We asked our home study agency if they would consider us for their Ethiopia program. They politely said that they are a very conservative adoption agency and it might be worth the effort to find a less conservative agency for the actually adoption (they are still our home study agency). They did however; find out what was going on with our adoption agency for us. It seems our agency wasn’t actually licensed in Ethiopia. They were “piggybacking” off of their orphanage in Ethiopia. They weren’t expected to get their license back anytime soon-if ever. Ouch.
God continued to encourage us and we found Ethiopia again through a different adoption agency. Things fell into place easily and it seemed like we might actually be able to transfer our home study and begin the process quickly. But then they dropped us.

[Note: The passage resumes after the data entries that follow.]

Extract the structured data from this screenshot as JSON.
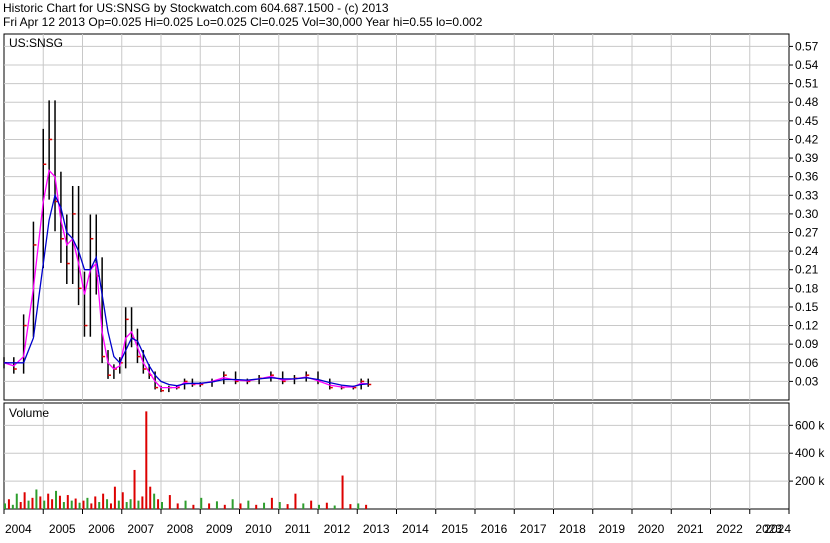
{
  "header": {
    "line1": "Historic Chart for US:SNSG by Stockwatch.com 604.687.1500 - (c) 2013",
    "line2": "Fri Apr 12 2013   Op=0.025  Hi=0.025  Lo=0.025  Cl=0.025  Vol=30,000  Year hi=0.55  lo=0.002"
  },
  "colors": {
    "grid": "#c8c8c8",
    "price_bar": "#000000",
    "ma_short": "#ff00ff",
    "ma_long": "#0000cc",
    "vol_up": "#2e9e2e",
    "vol_down": "#dd0000",
    "close_tick": "#dd0000"
  },
  "chart_data": [
    {
      "type": "line",
      "title": "US:SNSG",
      "y_tick_labels": [
        "0.57",
        "0.54",
        "0.51",
        "0.48",
        "0.45",
        "0.42",
        "0.39",
        "0.36",
        "0.33",
        "0.30",
        "0.27",
        "0.24",
        "0.21",
        "0.18",
        "0.15",
        "0.12",
        "0.09",
        "0.06",
        "0.03"
      ],
      "ylim": [
        0,
        0.59
      ],
      "y_axis": "right",
      "grid": true,
      "x": [
        2004.0,
        2004.25,
        2004.5,
        2004.75,
        2005.0,
        2005.15,
        2005.3,
        2005.45,
        2005.6,
        2005.75,
        2005.9,
        2006.05,
        2006.2,
        2006.35,
        2006.5,
        2006.65,
        2006.8,
        2006.95,
        2007.1,
        2007.25,
        2007.4,
        2007.55,
        2007.7,
        2007.85,
        2008.0,
        2008.2,
        2008.4,
        2008.6,
        2008.8,
        2009.0,
        2009.3,
        2009.6,
        2009.9,
        2010.2,
        2010.5,
        2010.8,
        2011.1,
        2011.4,
        2011.7,
        2012.0,
        2012.3,
        2012.6,
        2012.9,
        2013.1,
        2013.28
      ],
      "series": [
        {
          "values": [
            0.06,
            0.05,
            0.12,
            0.25,
            0.38,
            0.42,
            0.32,
            0.26,
            0.22,
            0.3,
            0.18,
            0.12,
            0.26,
            0.2,
            0.07,
            0.04,
            0.05,
            0.06,
            0.13,
            0.1,
            0.07,
            0.05,
            0.04,
            0.02,
            0.015,
            0.02,
            0.02,
            0.03,
            0.025,
            0.025,
            0.03,
            0.04,
            0.03,
            0.03,
            0.035,
            0.04,
            0.03,
            0.035,
            0.04,
            0.03,
            0.02,
            0.02,
            0.02,
            0.03,
            0.025
          ]
        },
        {
          "values": [
            0.06,
            0.055,
            0.07,
            0.18,
            0.32,
            0.37,
            0.36,
            0.29,
            0.25,
            0.26,
            0.22,
            0.17,
            0.21,
            0.22,
            0.11,
            0.06,
            0.05,
            0.055,
            0.1,
            0.11,
            0.085,
            0.06,
            0.045,
            0.03,
            0.02,
            0.02,
            0.02,
            0.028,
            0.026,
            0.026,
            0.03,
            0.036,
            0.032,
            0.031,
            0.034,
            0.038,
            0.032,
            0.034,
            0.037,
            0.031,
            0.024,
            0.021,
            0.021,
            0.027,
            0.026
          ]
        },
        {
          "values": [
            0.06,
            0.06,
            0.06,
            0.1,
            0.22,
            0.29,
            0.33,
            0.31,
            0.27,
            0.26,
            0.24,
            0.21,
            0.21,
            0.23,
            0.17,
            0.11,
            0.07,
            0.06,
            0.08,
            0.1,
            0.095,
            0.075,
            0.055,
            0.04,
            0.03,
            0.025,
            0.023,
            0.026,
            0.027,
            0.027,
            0.029,
            0.033,
            0.033,
            0.032,
            0.034,
            0.036,
            0.034,
            0.034,
            0.036,
            0.033,
            0.028,
            0.024,
            0.022,
            0.025,
            0.026
          ]
        }
      ]
    },
    {
      "type": "bar",
      "title": "Volume",
      "y_tick_labels": [
        "600 k",
        "400 k",
        "200 k"
      ],
      "ylim": [
        0,
        760
      ],
      "y_axis": "right",
      "grid": true,
      "categories": [
        2004.0,
        2004.1,
        2004.2,
        2004.3,
        2004.4,
        2004.5,
        2004.6,
        2004.7,
        2004.8,
        2004.9,
        2005.0,
        2005.1,
        2005.2,
        2005.3,
        2005.4,
        2005.5,
        2005.6,
        2005.7,
        2005.8,
        2005.9,
        2006.0,
        2006.1,
        2006.2,
        2006.3,
        2006.4,
        2006.5,
        2006.6,
        2006.7,
        2006.8,
        2006.9,
        2007.0,
        2007.1,
        2007.2,
        2007.3,
        2007.4,
        2007.5,
        2007.6,
        2007.7,
        2007.8,
        2007.9,
        2008.0,
        2008.2,
        2008.4,
        2008.6,
        2008.8,
        2009.0,
        2009.2,
        2009.4,
        2009.6,
        2009.8,
        2010.0,
        2010.2,
        2010.4,
        2010.6,
        2010.8,
        2011.0,
        2011.2,
        2011.4,
        2011.6,
        2011.8,
        2012.0,
        2012.2,
        2012.4,
        2012.6,
        2012.8,
        2013.0,
        2013.2
      ],
      "values": [
        40,
        70,
        30,
        110,
        50,
        120,
        60,
        80,
        140,
        90,
        60,
        110,
        70,
        130,
        95,
        50,
        100,
        60,
        75,
        45,
        60,
        80,
        40,
        90,
        50,
        110,
        70,
        40,
        160,
        60,
        120,
        50,
        70,
        280,
        60,
        90,
        700,
        160,
        110,
        70,
        50,
        100,
        40,
        60,
        30,
        80,
        40,
        55,
        30,
        70,
        40,
        60,
        30,
        45,
        80,
        50,
        35,
        110,
        40,
        60,
        30,
        45,
        25,
        240,
        35,
        40,
        30
      ],
      "up": [
        true,
        false,
        true,
        true,
        false,
        false,
        true,
        false,
        true,
        false,
        true,
        false,
        false,
        true,
        false,
        true,
        false,
        true,
        false,
        true,
        false,
        true,
        false,
        false,
        true,
        false,
        true,
        false,
        false,
        true,
        false,
        true,
        true,
        false,
        true,
        false,
        false,
        false,
        true,
        false,
        true,
        false,
        false,
        true,
        false,
        true,
        false,
        true,
        false,
        true,
        false,
        true,
        false,
        true,
        false,
        true,
        false,
        false,
        true,
        false,
        true,
        false,
        true,
        false,
        false,
        true,
        false
      ]
    }
  ],
  "x_tick_labels": [
    "2004",
    "2005",
    "2006",
    "2007",
    "2008",
    "2009",
    "2010",
    "2011",
    "2012",
    "2013",
    "2014",
    "2015",
    "2016",
    "2017",
    "2018",
    "2019",
    "2020",
    "2021",
    "2022",
    "2023",
    "2024"
  ]
}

Like a bad date they didn’t get back to us and didn’t respond. We felt like we had hit our last and final dead end.


Then out of the blue we received an email from our original agency stating that they were granted approval to renew their license in April and their existing license was good-effective immediately! What a mess, huh? We’ve been through so many highs and lows and we’re still in the home study process! We’ve decided to move forward with our original agency. We’re hesitant. We’re cautious. But we both agree that it’s worth the risk considering we have no other options. God has provided everything we’ve needed so far and we trust His will, to Africa or not.